The general objective of this research was to investigate the feasibility of unsupported near-normal looking locomotion through functional electrical stimulation (FES), using a forward dynamics simulation model. The model encompassed skeletal, heel-pad, muscle activation, and muscle contraction dynamics with force-length muscle properties that were measured in-vivo. The evaluation of the model showed that it was able to reproduce normal gait kinematics with optimized muscle stimulation profiles that showed similarities to electromyographic data from a neurologically intact subject. Implementing models of heel contact and vestibular feedback resulted in enhanced stability. The contribution of muscle properties to stability was further explored by applying perturbations to four models which differed in their actuator properties.

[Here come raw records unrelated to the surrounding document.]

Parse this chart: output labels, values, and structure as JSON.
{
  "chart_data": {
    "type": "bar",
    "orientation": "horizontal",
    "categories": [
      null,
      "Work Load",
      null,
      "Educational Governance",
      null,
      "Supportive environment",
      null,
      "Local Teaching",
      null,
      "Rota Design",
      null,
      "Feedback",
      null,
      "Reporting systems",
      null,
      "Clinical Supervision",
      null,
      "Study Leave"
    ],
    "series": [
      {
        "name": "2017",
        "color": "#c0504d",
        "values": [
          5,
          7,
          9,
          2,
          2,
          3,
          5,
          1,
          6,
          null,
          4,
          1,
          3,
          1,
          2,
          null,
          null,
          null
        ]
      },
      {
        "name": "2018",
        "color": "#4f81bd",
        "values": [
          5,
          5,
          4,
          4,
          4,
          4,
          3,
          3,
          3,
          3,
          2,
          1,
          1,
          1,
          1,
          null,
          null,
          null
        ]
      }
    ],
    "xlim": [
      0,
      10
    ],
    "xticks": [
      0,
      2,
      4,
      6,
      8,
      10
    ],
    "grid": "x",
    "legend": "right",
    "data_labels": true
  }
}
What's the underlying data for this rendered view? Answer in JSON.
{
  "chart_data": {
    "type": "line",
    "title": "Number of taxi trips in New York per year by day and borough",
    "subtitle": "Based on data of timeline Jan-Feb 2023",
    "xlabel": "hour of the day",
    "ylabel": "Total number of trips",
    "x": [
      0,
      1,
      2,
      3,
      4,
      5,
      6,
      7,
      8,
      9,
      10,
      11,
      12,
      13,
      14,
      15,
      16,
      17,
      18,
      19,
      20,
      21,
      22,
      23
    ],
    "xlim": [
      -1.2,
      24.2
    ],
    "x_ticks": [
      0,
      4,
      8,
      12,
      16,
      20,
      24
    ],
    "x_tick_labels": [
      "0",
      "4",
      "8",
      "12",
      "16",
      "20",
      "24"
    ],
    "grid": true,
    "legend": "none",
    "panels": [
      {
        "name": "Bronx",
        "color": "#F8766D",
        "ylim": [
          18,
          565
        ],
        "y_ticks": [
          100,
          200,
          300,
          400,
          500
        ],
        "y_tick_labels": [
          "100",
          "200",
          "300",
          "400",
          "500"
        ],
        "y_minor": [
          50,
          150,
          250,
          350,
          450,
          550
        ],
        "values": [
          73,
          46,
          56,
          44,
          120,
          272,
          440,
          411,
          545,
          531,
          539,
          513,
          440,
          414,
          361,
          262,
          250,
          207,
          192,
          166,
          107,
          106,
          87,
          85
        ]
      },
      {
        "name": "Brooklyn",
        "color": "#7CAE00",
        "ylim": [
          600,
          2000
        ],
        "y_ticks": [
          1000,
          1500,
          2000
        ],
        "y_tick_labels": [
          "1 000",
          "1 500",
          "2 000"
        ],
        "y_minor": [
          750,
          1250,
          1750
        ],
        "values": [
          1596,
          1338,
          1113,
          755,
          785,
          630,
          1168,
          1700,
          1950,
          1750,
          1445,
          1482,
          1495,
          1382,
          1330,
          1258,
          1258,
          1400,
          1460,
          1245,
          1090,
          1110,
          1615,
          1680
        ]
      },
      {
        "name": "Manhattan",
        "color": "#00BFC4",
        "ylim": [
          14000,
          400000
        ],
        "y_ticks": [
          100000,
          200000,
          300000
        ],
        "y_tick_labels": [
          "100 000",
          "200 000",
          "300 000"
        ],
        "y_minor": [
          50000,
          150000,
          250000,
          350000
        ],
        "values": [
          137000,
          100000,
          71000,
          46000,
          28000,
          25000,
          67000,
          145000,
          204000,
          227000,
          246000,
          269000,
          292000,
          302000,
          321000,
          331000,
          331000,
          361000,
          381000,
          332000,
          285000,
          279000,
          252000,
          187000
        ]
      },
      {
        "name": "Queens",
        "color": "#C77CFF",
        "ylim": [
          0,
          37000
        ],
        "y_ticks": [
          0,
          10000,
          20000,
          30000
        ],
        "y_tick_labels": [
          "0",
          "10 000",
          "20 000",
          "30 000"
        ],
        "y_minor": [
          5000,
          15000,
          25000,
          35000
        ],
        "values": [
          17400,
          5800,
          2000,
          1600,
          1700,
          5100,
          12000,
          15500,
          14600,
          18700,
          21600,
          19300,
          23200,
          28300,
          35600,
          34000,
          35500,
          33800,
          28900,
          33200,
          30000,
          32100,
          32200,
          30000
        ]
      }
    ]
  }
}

The model which captured most of the characteristic behavior of human muscles showed remarkable resistance to both static and dynamic perturbations.

It was encouraging to find that on-off muscle stimulation profiles could produce smooth and near-normal looking gait kinematics, and that intrinsic muscle properties contributed substantially to intersegmental stability. However, global stability remained a problem. It appears that unsupported sustained locomotion would require more, and particularly more complex feedback control systems. Future work might be focused on identifying which combinations of sensory feedback, bracing and external support devices have potential to be successful in clinical applications of FES-assisted locomotion of paraplegic patients.